There's just one problem. That data has proven extremely cumbersome to deal with.

"The things trickle in on paper," said Thomas Eigenthaler, head of the German Taxpayers Union. Processing the papers makes it difficult and time consuming for tax offices to line up foreign accounts with the right people and evaluate data from foreign countries.

"We have to assume that we have very different tax administrations in Europe and that each country has its own software," Eigenthaler said.

A race against time

The Federal Central Tax Office, a part of the German Ministry of Finance, collects the information sent from abroad and shares it with state authorities. "It is a time consuming task, and it's often the case that there are hardly any tax consequences because the amounts of money are so small," Eigenthaler said.

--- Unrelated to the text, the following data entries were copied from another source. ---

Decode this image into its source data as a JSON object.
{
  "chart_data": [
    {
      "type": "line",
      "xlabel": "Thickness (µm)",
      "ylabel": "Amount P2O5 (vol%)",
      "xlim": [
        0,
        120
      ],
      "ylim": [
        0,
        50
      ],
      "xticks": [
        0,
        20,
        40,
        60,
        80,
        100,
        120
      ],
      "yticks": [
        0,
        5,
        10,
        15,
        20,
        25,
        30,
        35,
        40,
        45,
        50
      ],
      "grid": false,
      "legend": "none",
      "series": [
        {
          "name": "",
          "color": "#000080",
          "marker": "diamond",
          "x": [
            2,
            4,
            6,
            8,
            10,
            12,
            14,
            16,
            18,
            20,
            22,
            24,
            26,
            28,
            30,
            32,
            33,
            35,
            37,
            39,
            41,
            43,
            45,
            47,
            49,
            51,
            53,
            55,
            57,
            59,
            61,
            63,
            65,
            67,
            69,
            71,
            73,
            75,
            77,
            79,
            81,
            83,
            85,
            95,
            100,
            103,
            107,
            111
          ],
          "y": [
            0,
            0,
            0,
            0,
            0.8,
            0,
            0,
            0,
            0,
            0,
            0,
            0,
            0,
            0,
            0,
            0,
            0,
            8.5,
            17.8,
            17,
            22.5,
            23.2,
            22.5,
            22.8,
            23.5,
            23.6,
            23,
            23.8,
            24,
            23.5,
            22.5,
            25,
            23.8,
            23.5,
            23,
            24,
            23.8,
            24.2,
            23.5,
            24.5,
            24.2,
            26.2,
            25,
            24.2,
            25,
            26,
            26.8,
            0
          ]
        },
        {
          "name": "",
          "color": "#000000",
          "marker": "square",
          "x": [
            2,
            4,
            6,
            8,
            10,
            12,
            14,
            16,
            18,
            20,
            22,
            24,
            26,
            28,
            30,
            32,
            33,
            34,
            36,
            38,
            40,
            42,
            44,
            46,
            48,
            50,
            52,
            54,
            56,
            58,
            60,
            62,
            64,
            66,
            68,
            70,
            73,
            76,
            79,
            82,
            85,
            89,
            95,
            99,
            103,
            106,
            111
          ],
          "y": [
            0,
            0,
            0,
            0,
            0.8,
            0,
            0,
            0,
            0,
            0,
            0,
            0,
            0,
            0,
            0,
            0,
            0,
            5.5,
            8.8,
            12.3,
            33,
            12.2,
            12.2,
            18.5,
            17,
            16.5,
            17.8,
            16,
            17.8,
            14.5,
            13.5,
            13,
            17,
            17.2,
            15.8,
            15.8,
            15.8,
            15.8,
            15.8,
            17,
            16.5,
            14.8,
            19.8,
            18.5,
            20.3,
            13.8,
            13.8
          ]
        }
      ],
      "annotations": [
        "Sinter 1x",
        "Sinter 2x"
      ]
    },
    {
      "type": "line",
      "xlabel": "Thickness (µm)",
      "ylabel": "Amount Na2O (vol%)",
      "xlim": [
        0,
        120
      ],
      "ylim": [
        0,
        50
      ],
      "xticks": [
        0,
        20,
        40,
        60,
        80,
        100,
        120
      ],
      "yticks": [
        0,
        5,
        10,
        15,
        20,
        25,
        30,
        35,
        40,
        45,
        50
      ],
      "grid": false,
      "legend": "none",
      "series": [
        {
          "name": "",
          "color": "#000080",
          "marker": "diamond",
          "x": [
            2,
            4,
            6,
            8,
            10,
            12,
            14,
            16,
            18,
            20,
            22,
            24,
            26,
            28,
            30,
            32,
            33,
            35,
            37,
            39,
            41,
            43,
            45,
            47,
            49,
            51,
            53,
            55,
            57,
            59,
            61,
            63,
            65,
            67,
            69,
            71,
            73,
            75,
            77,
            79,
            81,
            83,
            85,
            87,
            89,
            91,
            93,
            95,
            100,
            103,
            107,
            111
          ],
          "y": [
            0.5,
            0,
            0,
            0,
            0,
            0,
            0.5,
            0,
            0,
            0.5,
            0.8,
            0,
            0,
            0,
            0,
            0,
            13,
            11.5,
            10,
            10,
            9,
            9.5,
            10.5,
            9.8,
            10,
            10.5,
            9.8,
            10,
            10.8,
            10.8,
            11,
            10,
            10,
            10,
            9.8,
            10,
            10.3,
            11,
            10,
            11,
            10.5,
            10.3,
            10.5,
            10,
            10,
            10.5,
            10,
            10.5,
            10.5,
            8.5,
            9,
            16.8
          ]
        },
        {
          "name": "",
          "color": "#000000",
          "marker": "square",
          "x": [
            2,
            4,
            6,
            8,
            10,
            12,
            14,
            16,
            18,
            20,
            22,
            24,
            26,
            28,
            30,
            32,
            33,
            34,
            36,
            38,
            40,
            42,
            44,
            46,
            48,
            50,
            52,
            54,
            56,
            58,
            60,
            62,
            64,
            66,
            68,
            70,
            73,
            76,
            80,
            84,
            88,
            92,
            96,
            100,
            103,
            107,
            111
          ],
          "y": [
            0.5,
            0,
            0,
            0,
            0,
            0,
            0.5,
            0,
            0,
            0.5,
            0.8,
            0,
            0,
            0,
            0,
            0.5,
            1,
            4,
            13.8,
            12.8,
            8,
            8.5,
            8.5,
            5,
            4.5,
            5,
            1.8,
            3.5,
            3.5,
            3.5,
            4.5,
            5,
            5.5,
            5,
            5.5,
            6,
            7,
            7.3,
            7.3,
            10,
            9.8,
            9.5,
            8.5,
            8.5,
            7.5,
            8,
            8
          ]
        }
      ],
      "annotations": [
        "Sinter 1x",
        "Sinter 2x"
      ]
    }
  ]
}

Around just half of one percent of a tax office's citizens are involved in such a procedure.

80 euros sticking out of a pile of folders Photo: Friso Gentsch dpa/lni

The effort needed to find money isn't worth the sums recovered, some argue

The automatic and electronic transfer of data would give tax authorities more time. Reports from 2010 and 2011 are currently under analysis, and the delayed receipt of information from abroad means every tax return a citizen filed in that period needs to be re-evaluated despite the return being long finished.

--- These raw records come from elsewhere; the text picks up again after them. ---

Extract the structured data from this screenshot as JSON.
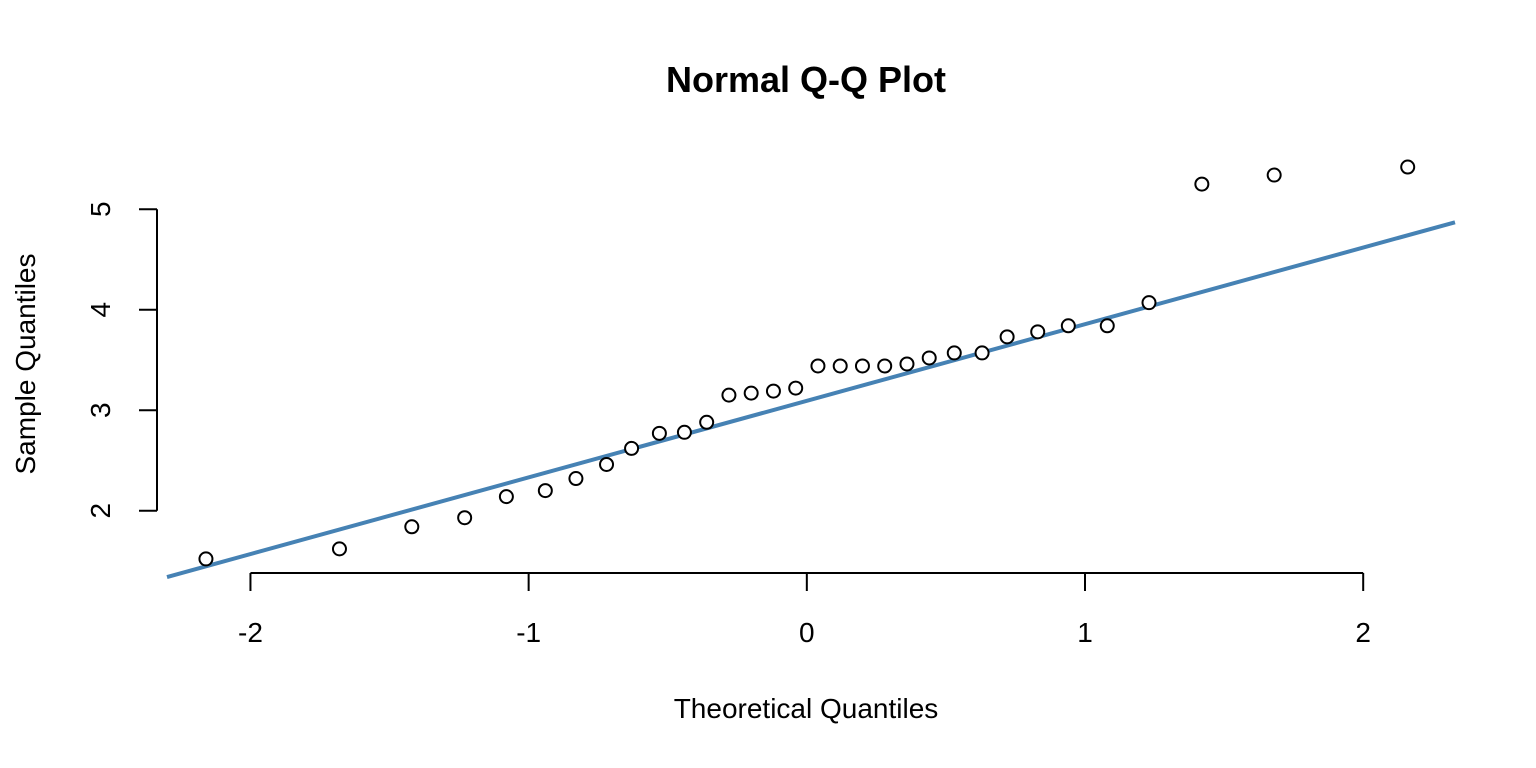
{
  "chart_data": {
    "type": "scatter",
    "title": "Normal Q-Q Plot",
    "xlabel": "Theoretical Quantiles",
    "ylabel": "Sample Quantiles",
    "xticks": [
      -2,
      -1,
      0,
      1,
      2
    ],
    "yticks": [
      2,
      3,
      4,
      5
    ],
    "xlim": [
      -2.3,
      2.33
    ],
    "ylim": [
      1.38,
      5.45
    ],
    "grid": false,
    "reference_line": {
      "color": "#4682B4",
      "x": [
        -2.3,
        2.33
      ],
      "y": [
        1.34,
        4.87
      ]
    },
    "points": {
      "x": [
        -2.16,
        -1.68,
        -1.42,
        -1.23,
        -1.08,
        -0.94,
        -0.83,
        -0.72,
        -0.63,
        -0.53,
        -0.44,
        -0.36,
        -0.28,
        -0.2,
        -0.12,
        -0.04,
        0.04,
        0.12,
        0.2,
        0.28,
        0.36,
        0.44,
        0.53,
        0.63,
        0.72,
        0.83,
        0.94,
        1.08,
        1.23,
        1.42,
        1.68,
        2.16
      ],
      "y": [
        1.52,
        1.62,
        1.84,
        1.93,
        2.14,
        2.2,
        2.32,
        2.46,
        2.62,
        2.77,
        2.78,
        2.88,
        3.15,
        3.17,
        3.19,
        3.22,
        3.44,
        3.44,
        3.44,
        3.44,
        3.46,
        3.52,
        3.57,
        3.57,
        3.73,
        3.78,
        3.84,
        3.84,
        4.07,
        5.25,
        5.34,
        5.42
      ]
    }
  }
}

"We are trying to catch up with this process' past years as quickly as possible," said Luise Hölscher, the deputy finance minister for the state of Hesse. "We are running up against the statute of limitations for this information. That's because a new process was established in 2005, and there is still no common procedure for it."

Much work, low returns

The amount of labor that goes into processing data from abroad is not commensurate with the minimal extra income tax offices receive, Hölscher added. If income from foreign interest has already been taxed then German tax authorities get information about the account. However, those details are already listed on a person's tax filings, and German officials cannot re-tax the money there.

The western German state of Hesse offers an illustration for those saying the existing procedure does not pay off: during its first four years, from 2005 to 2008, the state earned a total of 1 million euros ($1.32 million). But doing so required evaluating thousands of reports regarding the state's taxpayers, all on the taxpayers' dime.

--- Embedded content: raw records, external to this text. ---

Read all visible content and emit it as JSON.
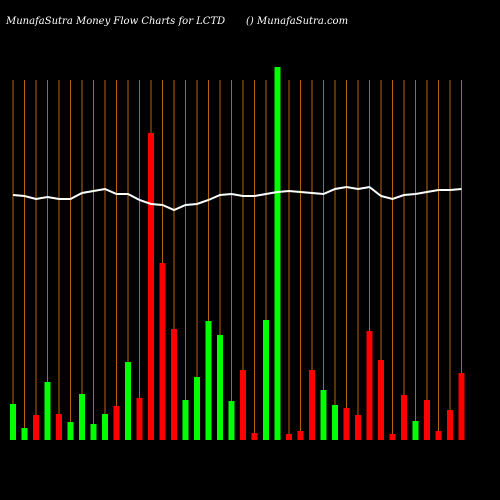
{
  "chart_data": {
    "type": "bar",
    "title": "MunafaSutra  Money Flow  Charts for LCTD",
    "subtitle": "() MunafaSutra.com",
    "categories": [
      null,
      null,
      null,
      null,
      null,
      null,
      null,
      null,
      null,
      null,
      null,
      null,
      null,
      null,
      null,
      null,
      null,
      null,
      null,
      null,
      null,
      null,
      null,
      null,
      null,
      null,
      null,
      null,
      null,
      null,
      null,
      null,
      null,
      null,
      null,
      null,
      null,
      null,
      null,
      null
    ],
    "values": [
      36,
      12,
      25,
      58,
      26,
      18,
      46,
      16,
      26,
      34,
      78,
      42,
      307,
      177,
      111,
      40,
      63,
      119,
      105,
      39,
      70,
      7,
      120,
      373,
      6,
      9,
      70,
      50,
      35,
      32,
      25,
      109,
      80,
      6,
      45,
      19,
      40,
      9,
      30,
      67
    ],
    "colors": [
      "#00ff00",
      "#00ff00",
      "#ff0000",
      "#00ff00",
      "#ff0000",
      "#00ff00",
      "#00ff00",
      "#00ff00",
      "#00ff00",
      "#ff0000",
      "#00ff00",
      "#ff0000",
      "#ff0000",
      "#ff0000",
      "#ff0000",
      "#00ff00",
      "#00ff00",
      "#00ff00",
      "#00ff00",
      "#00ff00",
      "#ff0000",
      "#ff0000",
      "#00ff00",
      "#00ff00",
      "#ff0000",
      "#ff0000",
      "#ff0000",
      "#00ff00",
      "#00ff00",
      "#ff0000",
      "#ff0000",
      "#ff0000",
      "#ff0000",
      "#ff0000",
      "#ff0000",
      "#00ff00",
      "#ff0000",
      "#ff0000",
      "#ff0000",
      "#ff0000"
    ],
    "line": [
      245,
      244,
      241,
      243,
      241,
      241,
      247,
      249,
      251,
      246,
      246,
      240,
      236,
      235,
      230,
      235,
      236,
      240,
      245,
      246,
      244,
      244,
      246,
      248,
      249,
      248,
      247,
      246,
      251,
      253,
      251,
      253,
      244,
      241,
      245,
      246,
      248,
      250,
      250,
      251
    ],
    "line_color": "#ffffff",
    "grid_color": "#b8620a",
    "ylim": [
      0,
      380
    ],
    "y2lim": [
      0,
      380
    ]
  }
}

Hesse's Deputy Finance Minister Luise Hölscher Copyright: imago/Hoffmann

No one knows how much money is in Luxembourg and Austria - or how much has been taxed, Hölscher said

For Thomas Eigenthaler, the EU interest guidelines do not go far enough. He believes they need to cover more investments than only savings accounts, citing the fact that the financial world has changed such that it has become easier than ever to create new financial products.

Of the EU's 28 members, only Austria and Luxembourg have not signed on to the common guidelines. The two nations represent the largest holders of investments in the bloc and, EU finance ministers believe, the largest amounts of untaxed wealth. Exactly how much foreign capital has been invested in Austria or Luxembourg is unknown. Ministers have also said they would like to see Switzerland and Liechtenstein, which are not EU members, agree to the guidelines, which would place even more pressure on tax offices to evaluate more reports.